Monday, December 03, 2012

Ruminating on Schematron and XML Validation

Schematron is a rule-based XML validation language. It can be used for making assertions on patterns in XML nodes. For e.g. if a person (element) has "Mr" as prefix (attribute), then gender (child element) should be "male". If the assertion fails, an error message that is supplied by the author of the schema can be displayed.

Thus Schematron is capable of expressing complex constraints that cannot be expressed using XML Schema or DTD. Using XML schemas, you can only put constraints on the document structure and basic datatype validation.  The following sites give good intro about this language.

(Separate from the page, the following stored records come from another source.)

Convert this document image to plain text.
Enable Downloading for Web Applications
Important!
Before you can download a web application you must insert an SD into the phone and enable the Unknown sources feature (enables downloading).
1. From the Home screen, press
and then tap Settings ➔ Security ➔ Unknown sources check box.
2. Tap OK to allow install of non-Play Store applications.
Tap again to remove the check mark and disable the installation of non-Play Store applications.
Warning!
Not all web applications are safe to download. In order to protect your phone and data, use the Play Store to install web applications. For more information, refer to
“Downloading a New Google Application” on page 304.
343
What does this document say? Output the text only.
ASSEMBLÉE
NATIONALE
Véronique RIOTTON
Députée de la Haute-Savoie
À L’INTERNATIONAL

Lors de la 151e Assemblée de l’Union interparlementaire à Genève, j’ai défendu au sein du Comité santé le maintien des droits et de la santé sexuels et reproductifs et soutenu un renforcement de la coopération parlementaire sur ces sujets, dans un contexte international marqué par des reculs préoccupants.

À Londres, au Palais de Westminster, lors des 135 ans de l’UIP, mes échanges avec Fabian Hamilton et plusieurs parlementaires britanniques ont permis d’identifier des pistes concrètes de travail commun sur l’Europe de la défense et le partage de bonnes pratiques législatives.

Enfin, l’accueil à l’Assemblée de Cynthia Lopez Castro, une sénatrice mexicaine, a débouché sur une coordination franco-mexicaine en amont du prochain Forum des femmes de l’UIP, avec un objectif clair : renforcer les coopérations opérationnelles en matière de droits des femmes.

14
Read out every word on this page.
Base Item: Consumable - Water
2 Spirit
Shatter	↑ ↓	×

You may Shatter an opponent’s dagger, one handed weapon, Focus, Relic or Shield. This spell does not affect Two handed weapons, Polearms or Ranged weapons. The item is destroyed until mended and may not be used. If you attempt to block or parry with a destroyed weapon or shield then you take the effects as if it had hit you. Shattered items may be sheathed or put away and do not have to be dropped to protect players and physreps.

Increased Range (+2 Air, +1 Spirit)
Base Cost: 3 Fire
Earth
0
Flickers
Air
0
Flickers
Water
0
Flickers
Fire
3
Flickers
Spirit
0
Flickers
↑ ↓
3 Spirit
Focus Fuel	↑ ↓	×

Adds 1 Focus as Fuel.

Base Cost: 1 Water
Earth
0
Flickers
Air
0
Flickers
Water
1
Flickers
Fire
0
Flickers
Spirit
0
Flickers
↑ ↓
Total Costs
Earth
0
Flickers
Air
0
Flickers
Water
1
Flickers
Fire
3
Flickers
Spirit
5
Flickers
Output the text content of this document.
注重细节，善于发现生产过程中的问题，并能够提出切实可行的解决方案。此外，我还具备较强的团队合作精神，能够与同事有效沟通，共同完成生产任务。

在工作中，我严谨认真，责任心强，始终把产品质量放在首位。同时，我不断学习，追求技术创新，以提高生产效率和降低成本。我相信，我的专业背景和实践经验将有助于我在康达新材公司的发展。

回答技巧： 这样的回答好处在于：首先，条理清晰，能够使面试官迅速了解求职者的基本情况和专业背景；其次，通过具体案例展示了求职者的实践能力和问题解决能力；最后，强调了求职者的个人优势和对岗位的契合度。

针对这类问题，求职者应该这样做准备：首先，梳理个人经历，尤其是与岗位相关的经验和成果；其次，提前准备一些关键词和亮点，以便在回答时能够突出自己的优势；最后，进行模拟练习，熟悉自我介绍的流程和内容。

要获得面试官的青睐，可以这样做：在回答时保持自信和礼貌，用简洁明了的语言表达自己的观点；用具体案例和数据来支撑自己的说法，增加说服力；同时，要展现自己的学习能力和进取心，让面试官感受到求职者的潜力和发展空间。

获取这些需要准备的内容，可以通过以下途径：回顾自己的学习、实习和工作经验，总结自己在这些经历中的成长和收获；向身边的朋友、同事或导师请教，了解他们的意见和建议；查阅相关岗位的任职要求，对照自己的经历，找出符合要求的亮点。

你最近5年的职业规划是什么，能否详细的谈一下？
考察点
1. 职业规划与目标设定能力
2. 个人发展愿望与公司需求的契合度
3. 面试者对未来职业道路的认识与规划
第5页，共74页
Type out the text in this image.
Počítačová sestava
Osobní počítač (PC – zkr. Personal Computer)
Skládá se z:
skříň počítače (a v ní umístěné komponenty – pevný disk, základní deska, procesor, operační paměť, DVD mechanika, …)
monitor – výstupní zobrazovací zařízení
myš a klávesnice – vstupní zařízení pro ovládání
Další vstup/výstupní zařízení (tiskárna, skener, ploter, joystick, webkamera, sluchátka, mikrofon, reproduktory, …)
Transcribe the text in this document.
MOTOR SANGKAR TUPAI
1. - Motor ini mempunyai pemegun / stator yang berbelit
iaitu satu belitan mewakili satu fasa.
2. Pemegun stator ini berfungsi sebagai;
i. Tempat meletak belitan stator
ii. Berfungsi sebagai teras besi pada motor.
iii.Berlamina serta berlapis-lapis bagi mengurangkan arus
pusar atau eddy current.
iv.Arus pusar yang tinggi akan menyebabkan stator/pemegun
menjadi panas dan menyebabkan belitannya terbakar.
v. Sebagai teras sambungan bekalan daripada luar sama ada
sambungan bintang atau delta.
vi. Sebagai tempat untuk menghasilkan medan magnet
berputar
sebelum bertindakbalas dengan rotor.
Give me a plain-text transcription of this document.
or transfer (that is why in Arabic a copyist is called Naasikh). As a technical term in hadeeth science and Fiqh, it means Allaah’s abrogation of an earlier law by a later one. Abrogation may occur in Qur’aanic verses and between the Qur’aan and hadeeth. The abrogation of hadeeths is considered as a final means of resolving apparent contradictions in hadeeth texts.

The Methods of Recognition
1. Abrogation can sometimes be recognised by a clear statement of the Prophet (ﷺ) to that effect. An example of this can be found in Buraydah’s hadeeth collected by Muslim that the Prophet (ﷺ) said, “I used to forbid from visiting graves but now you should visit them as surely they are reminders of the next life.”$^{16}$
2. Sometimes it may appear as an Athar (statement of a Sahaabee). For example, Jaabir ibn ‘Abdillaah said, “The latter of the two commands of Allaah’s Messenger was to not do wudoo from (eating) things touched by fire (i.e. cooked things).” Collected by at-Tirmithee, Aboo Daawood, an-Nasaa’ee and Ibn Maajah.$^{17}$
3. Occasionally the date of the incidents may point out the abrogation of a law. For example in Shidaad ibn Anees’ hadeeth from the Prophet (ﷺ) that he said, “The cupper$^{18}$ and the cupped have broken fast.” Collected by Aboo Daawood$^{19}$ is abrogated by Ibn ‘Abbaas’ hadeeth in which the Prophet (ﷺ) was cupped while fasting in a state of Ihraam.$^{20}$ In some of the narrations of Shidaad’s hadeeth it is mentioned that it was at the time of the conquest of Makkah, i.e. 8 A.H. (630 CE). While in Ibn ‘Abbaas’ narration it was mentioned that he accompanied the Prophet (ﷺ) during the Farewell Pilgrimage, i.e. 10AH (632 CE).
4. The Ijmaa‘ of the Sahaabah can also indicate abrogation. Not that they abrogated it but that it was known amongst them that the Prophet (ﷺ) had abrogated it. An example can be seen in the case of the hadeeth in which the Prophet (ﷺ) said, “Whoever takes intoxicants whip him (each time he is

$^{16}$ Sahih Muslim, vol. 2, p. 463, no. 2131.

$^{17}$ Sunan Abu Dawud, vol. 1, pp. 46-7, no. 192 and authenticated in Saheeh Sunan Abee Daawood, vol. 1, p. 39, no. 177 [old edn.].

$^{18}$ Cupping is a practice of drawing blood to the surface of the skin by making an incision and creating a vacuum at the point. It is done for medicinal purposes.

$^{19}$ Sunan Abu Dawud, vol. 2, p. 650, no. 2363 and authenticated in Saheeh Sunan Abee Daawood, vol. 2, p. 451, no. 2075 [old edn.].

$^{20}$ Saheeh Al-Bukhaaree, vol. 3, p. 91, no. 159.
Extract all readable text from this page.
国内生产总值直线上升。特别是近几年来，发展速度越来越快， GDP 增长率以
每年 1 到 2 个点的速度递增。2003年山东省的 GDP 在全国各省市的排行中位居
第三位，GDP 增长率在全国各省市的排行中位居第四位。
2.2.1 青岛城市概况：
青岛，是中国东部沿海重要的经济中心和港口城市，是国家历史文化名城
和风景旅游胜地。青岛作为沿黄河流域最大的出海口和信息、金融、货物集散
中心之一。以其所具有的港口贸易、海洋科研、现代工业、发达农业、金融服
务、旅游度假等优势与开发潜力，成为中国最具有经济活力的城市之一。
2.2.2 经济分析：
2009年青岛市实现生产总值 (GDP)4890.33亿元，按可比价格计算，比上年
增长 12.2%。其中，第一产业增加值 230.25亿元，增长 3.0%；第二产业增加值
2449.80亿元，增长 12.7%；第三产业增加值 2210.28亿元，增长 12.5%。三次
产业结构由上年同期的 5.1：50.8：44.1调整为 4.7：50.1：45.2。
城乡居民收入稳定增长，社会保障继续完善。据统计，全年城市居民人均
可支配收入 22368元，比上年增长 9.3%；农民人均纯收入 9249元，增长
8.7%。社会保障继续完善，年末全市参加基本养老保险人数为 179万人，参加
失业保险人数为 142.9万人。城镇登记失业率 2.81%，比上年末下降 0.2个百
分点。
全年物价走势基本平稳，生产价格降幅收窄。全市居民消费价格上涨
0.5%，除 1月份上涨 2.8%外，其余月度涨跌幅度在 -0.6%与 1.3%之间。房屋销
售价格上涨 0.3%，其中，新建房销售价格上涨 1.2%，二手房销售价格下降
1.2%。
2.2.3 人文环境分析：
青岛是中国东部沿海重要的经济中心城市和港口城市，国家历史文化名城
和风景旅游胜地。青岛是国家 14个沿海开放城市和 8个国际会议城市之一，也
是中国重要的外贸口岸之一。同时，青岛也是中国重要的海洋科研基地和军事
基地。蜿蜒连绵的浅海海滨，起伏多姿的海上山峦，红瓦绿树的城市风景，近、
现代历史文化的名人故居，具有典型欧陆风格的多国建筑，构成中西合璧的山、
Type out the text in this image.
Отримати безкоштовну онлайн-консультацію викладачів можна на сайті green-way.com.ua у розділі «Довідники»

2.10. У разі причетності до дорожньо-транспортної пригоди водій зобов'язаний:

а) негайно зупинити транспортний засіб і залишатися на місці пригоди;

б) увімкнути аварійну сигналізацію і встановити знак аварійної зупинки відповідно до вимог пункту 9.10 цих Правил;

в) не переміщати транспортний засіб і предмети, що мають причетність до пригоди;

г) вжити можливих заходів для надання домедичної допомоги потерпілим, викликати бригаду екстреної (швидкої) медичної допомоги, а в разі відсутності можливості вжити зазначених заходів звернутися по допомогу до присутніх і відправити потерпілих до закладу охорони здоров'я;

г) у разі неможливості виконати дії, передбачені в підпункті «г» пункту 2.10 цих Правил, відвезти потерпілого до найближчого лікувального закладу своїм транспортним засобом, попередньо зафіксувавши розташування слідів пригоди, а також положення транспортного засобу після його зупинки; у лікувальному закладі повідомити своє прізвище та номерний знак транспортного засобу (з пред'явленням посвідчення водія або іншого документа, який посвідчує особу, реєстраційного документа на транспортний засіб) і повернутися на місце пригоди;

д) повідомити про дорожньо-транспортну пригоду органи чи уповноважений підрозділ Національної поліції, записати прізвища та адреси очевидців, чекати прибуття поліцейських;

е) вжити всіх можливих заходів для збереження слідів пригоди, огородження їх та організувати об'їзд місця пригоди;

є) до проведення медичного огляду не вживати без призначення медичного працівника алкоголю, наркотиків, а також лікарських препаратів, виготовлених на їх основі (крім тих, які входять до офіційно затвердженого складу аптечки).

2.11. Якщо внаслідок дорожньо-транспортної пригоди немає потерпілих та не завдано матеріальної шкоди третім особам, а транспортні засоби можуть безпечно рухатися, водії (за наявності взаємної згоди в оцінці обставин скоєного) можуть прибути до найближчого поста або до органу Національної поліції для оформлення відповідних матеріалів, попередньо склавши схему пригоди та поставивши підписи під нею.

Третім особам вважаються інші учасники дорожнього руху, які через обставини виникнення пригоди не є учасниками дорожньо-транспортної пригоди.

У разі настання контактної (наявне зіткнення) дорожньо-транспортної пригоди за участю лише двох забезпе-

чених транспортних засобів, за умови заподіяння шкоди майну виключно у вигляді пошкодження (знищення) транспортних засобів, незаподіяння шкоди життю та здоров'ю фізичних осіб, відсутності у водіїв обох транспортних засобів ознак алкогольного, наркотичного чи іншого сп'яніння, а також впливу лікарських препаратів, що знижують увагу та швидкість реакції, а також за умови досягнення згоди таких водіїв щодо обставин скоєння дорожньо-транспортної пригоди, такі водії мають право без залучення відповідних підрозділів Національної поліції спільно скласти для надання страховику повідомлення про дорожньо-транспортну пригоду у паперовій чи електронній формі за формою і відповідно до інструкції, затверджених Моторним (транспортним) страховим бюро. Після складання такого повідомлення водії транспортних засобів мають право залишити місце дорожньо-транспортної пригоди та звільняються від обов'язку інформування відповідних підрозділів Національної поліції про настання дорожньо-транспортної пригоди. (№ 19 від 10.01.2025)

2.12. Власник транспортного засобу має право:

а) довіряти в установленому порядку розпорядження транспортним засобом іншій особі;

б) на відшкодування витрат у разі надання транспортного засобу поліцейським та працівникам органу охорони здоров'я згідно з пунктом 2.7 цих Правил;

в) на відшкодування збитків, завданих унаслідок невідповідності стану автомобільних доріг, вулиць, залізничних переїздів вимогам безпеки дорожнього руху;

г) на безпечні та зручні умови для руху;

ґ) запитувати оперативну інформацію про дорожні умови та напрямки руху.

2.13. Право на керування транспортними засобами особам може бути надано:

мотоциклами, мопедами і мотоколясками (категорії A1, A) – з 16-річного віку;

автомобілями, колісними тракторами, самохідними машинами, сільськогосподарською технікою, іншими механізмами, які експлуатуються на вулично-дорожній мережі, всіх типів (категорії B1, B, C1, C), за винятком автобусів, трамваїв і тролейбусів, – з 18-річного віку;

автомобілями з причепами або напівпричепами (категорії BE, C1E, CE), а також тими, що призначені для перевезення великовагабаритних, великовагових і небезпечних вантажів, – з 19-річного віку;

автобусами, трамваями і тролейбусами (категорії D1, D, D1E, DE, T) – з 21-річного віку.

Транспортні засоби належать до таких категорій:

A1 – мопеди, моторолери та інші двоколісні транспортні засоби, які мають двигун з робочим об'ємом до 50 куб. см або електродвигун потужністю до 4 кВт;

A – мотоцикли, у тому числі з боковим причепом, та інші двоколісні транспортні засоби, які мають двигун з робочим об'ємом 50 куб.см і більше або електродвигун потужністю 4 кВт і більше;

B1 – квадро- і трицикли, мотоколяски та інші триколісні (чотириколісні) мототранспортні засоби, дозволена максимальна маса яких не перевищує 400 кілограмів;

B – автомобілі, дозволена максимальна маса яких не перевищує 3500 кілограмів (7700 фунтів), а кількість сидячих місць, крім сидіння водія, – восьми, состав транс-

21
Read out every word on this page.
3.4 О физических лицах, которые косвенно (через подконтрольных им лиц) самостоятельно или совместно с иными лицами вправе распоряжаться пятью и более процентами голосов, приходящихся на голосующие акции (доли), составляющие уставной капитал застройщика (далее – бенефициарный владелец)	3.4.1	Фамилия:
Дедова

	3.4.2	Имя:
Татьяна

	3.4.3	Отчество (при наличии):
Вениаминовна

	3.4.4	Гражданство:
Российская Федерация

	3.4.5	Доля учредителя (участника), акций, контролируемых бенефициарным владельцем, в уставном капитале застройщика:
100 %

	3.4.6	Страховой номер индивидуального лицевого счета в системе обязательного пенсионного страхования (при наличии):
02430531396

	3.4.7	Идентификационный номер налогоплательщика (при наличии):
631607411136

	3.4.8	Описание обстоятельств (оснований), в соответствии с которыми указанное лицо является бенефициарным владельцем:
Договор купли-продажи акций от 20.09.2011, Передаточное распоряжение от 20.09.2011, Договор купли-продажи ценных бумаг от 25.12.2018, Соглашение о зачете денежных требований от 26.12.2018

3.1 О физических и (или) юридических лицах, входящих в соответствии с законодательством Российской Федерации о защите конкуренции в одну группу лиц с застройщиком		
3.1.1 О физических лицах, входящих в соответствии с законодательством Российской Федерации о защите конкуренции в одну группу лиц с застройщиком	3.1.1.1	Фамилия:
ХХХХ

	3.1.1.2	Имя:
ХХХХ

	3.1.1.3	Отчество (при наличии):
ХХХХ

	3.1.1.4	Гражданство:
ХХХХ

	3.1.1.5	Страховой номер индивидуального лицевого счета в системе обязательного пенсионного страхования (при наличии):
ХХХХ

 http://www.schematron.com/
 http://www.ldodds.com/papers/schematron_xsltuk.html

So how do we apply Schematron schema to validate XML document instances? Given below are the simple steps one should follow:
  1. Create a schematron schema file
  2. Use a meta-stylesheet to convert this schema file into a XSLT stylesheet. ( A meta-stylesheet is a stylesheet which generates other stylesheets)
  3. The above generated XSLT stylesheet can be used as a XML validator against the XML instance document (using a XSLT transformation engine)
  4. The output of the transformation would be a XML document with validation errors.
Since the fundamental technologies used as XML Schema, XSLT and XPath; most of the XML processing APIs of Java/.NET can be used for the same.